Por: José Carlos Sebe Bom Meihy

EUCLIDES E ANA DA CUNHA: (DES)AMORES LORENENSES.


Mestre JC Sebe reencontra um livro que o remete ao Colégio São Joaquim, de Lorena, e a picantes episódios que envolveram Euclides da Cunha e sua bela esposa Ana que a “cada vez que enlaçava um novo par” e aumentava as diferenças do casal.

Dia destes, estava na Biblioteca Nacional fazendo pesquisa sobre a tradição oral dos botos amazonenses quando mexendo no catálogo manual encontrei referência a um livrinho que havia lido há muito tempo: “Euclides da Cunha em Lorena”, de autoria do Dr. Gama Rodrigues. A publicação da Faculdade Salesiana de Ciências e Letras de Lorena, de 1952, caiu-me como um presente como, aliás, ocorre de quando em vez em investidas a bibliotecas, arquivos e sebos. Anotei o número do index e pedi o texto que logo estava em minhas mãos.


Era um exemplar pouco visto, ainda com algumas páginas coladas e isto me dava sensação de redescobrir mundos. Tendo escrito tempos atrás sobre o mesmo tema senti, contudo, emoção nova. A surpresa veio na medida do desejo de rever temas ligados ao Colégio São Joaquim. Confesso que havia algo de maroto em minhas lembranças, pois estudante daquele internato, sempre via maravilhado a mesa, a cadeira e os móveis do escritório daquele “monstro da literatura brasileira”. E ficava encantado com a sobriedade da “Sala Euclides da Cunha” inaugurada nos idos de 1952. Havia mesmo algo de litúrgico na contemplação do material.


Lembro-me inclusive do olhar grave do padre Leôncio, repetindo que ali, naquela mesa, tinham sido revisados os originais d’Os Sertões. Devorei as páginas do escrito que fora apresentado quando da inauguração da Sala. Filtrei as palavras ajuizadas do Dr Gama Rodrigues e constatei que não há como deixar de lado o preconceito que levava o admirador de Euclides a declinar insinuações sobre o fatídico caso de amor que colocou termo trágico na história da família da Cunha.
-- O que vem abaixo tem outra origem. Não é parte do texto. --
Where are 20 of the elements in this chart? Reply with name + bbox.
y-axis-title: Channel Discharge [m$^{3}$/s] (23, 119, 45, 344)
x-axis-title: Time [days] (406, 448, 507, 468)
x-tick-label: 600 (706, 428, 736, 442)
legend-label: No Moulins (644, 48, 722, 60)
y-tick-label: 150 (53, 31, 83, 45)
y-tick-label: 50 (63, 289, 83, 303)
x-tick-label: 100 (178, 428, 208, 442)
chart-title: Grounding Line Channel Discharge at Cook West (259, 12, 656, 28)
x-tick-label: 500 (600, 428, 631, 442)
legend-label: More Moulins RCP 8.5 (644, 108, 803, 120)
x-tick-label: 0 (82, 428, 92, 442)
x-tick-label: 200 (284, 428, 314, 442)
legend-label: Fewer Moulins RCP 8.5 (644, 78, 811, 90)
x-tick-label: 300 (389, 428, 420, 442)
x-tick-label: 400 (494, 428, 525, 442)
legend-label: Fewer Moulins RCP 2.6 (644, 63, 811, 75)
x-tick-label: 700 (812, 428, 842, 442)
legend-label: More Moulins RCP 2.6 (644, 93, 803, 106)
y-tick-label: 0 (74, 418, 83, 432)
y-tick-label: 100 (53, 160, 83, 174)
Tendo residido em Lorena entre 1901 e 1903, funcionário público lotado no cargo de Engenheiro Chefe do Segundo Distrito de Obras Públicas, apesar da sede ser em Guaratinguetá – onde projetou e acompanhou a construção da Ponte do Pedregulho – Euclides preferiu morar em Lorena onde seus filhos poderiam estudar no colégio dos padres salesianos.


Dr. Gama Rodrigues descreveu o engenheiro e escritor com palavras cortantes, como quem entalhava madeira resistente: “estatura média, tez morena, cabelos duros, lisos e negros, desengonçado nas atividades, brusco nos gestos, desarranjado no trajar”. Tantos “qualificativos” mostravam um Euclides estranho ao meio, soberbo e áspero “neurastênico, arrogante, metido a saber de tudo, de difícil prosa”.


As dificuldades da personalidade do perpetuador das façanhas de Canudos se estendiam à família e assim filhos e mulher, a belíssima Ana Ribeiro, mãe de três meninos, seriam uma espécie de vítima do gênio amargo.


Ana, descrita como vivaz e dona de exuberância carioca, fora mostrada como pessoa “alegre, risonha, comunicativa”. Não sem uma pitada de maldade, Dr. Gama Rodrigues destacava o prazer de Ana que “gostava de conversar, sobretudo com os homens, largas conversas ruidosas, abordando todos os assuntos, embora, sempre pela rama”.


De maneira surpreendente, o opúsculo deteve-se nas questões do relacionamento do casal. Situações periclitantes e brigas públicas apontadas e a mostra de uma mulher fútil, que gostava de roupas de cores fortes, perfumes caros e chamativos, ambientavam uma situação que mais tarde iria terminar na grave troca de tiros ocorrida com um amante dela, depois da volta de Euclides ao Rio, na Estrada Real de Santa Cruz.


Ao dizer que em um determinado baile Ana fora em companhia do marido e que “apesar de mãe de três filhos, dançou toda a noite, com visível e agoniada contrariedade do marido” semeava a base do que seria o desfecho da vida do casal. A picardia do Dr Gama Rodrigues salientou que a “cada vez que ela enlaçava um novo par, para mais uma valsa, ou mais uma polca, Euclides sentado a um canto, taciturno e desolado, esfregava as mãos em desespero e reprovação”. Essa visão fortalece a hipótese de que os anos vividos no Vale do Paraíba extremaram as diferenças do casal e foram fundamentais para que a morte de Euclides da Cunha fosse uma espécie de epílogo de desamor.